After Quickly Raising $11M, BevSpot Aims For Smart, Rapid Growth
Somebody forgot to tell BevSpot it’s supposed to be getting hard to raise venture capital right now.
The Boston-based startup, which makes software for bars and restaurants, just nabbed $11 million in a Series B round led by previous backer Bain Capital Ventures. The deal came together quickly—about six weeks from the first conversation to inking the papers, BevSpot co-founder and CEO Rory Crawford says.
“I think that’s very different than what most people are finding in the market today,” Crawford says in a phone interview.

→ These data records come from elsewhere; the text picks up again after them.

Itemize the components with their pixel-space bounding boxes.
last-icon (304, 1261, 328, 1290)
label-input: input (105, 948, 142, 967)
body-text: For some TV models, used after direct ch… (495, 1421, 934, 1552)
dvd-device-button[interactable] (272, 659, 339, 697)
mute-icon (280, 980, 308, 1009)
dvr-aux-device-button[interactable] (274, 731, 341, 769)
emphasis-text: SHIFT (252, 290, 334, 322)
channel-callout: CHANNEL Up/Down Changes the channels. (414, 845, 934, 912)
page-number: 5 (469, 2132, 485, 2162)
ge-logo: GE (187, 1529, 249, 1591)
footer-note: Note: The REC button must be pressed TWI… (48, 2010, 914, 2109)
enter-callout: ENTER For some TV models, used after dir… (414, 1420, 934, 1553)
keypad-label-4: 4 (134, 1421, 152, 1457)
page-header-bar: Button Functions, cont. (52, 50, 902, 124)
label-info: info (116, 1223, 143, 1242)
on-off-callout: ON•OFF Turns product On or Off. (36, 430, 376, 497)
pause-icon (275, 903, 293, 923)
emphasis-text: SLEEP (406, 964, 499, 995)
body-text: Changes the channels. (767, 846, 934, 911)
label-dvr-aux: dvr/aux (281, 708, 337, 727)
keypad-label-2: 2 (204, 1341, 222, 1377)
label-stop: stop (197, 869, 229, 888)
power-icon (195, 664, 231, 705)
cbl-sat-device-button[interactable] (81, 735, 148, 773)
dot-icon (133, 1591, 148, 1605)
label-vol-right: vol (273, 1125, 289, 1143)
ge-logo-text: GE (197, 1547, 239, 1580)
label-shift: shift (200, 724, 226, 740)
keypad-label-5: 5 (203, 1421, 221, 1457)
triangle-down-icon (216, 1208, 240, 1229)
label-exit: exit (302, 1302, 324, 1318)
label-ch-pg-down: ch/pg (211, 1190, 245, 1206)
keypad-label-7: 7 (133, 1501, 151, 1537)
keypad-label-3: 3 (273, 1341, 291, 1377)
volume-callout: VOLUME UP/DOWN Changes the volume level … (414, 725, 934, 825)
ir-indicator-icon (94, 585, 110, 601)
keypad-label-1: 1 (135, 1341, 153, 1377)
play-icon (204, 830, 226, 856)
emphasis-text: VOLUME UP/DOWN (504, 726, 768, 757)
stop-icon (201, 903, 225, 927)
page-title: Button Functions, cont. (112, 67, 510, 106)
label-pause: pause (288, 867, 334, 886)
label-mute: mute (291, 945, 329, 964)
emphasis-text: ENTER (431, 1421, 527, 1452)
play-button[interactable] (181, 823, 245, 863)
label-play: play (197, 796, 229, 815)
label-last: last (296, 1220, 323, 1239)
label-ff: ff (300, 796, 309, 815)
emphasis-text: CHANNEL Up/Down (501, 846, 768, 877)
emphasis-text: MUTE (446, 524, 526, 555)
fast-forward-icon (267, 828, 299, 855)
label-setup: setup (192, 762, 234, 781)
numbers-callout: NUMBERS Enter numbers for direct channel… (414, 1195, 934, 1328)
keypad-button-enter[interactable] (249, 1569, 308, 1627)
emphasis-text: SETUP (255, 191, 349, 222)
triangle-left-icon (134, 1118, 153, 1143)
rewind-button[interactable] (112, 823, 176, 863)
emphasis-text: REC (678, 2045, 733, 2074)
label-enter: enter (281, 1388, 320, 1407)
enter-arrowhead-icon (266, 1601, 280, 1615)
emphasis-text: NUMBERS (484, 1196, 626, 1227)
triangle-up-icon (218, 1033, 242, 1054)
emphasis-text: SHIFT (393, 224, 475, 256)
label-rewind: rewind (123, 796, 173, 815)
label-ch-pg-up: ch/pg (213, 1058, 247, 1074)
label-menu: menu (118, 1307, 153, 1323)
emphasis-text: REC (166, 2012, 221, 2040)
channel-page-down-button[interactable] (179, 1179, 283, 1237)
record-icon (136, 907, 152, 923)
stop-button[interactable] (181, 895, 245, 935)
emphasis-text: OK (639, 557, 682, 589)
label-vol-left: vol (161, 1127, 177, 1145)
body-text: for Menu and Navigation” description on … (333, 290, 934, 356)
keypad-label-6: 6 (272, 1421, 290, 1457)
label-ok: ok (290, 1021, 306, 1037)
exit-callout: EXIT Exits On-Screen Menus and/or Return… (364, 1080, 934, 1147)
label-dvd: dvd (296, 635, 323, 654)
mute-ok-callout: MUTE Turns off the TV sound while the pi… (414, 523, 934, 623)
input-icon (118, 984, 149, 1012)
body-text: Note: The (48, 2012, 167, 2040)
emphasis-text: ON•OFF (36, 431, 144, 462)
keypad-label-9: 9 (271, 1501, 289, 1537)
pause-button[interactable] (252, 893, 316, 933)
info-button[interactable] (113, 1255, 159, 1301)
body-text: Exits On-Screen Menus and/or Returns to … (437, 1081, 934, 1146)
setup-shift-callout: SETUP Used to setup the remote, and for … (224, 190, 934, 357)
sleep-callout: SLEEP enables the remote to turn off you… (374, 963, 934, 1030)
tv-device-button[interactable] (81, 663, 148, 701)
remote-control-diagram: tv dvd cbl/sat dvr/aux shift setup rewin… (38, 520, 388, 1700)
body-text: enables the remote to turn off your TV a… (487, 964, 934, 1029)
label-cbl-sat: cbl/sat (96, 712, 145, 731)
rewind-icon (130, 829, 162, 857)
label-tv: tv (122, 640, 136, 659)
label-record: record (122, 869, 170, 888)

Indeed, after several years of venture capitalists pouring eye-popping amounts of money into tech companies around the country, the boom is showing signs of slowing down. This year, the narrative has shifted away from free-flowing investor dollars and startups emphasizing expansion ahead of profits, and toward companies tightening their belts as investors reward firms with healthy balance sheets.
Localytics and InsightSquared are two Boston-area software examples. Both laid off a chunk of their workforces this year after recent hiring sprees, and both companies’ CEOs cited a need to address the bottom line.
“The capital markets have certainly tightened up, and that’s put a real premium on businesses focusing on the bottom line, or at least a path to profitability,” BevSpot’s Crawford says. “That has increased our focus to ensuring that after this raise we can turn cash-flow positive. It’s really about taking control of your own destiny.”
Crawford says he wants BevSpot to avoid the trap some startups have fallen into, where they aren’t profitable and they can’t raise more capital to sustain the business. “That’s the purgatory we don’t want to find ourselves in,” he says.
BevSpot will try to have the best of both worlds—continue its rapid expansion, but execute in a responsible way. Or as Crawford puts it, “stay maniacally focused on underlying efficiency metrics,” such as how much BevSpot spends to sign up and keep customers.
It will likely be a tough balance to strike. Crawford says the key is “you have to be ready to pause hiring and pause that acceleration and expansion.” He adds, “you can always accelerate again” later.
BevSpot has risen quickly since Crawford and his co-founders, Alex Lesman and Chidubem Ezeaka, founded the company in March 2014. At the time, Crawford was pursuing an MBA at Harvard Business School, and Lesman and Ezeaka were studying computer science and engineering at MIT.
The trio gave themselves until the end of the summer to develop a working version of their Web-based software product—which helps bars and restaurants track and manage alcohol inventory, place orders with suppliers, and crunch sales and operations data—and raise seed money. They accomplished those goals, and Crawford and Lesman opted to drop out of school before finishing their programs to work on BevSpot. Ezeaka was able to complete his master’s degree before joining the company full-time, Crawford says.
They went on to raise almost $19 million from investors in less than two years, and grow their company to more than 80 employees.
BevSpot has signed up 400-plus customers, with most of its sales coming since January, Crawford says. “That story resonated with investors,” he adds. (He declined to discuss specific revenue figures.)
Most of BevSpot’s customers are located in 43 U.S. states. But the startup has also dipped its toes in international waters with a handful of clients in Canada and Nigeria, Crawford says. The plan is to more aggressively pursue international customers with the help of the Series B money.
The capital will also fund product development and more hiring. Crawford says BevSpot intends to add another 70 to 80 employees over the next year or so.
“It’s very exciting,” Crawford says. But “we don’t believe we’ve really accomplished anything yet. It’s about ensuring we stay focused and utilize this capital to maintain this trajectory.”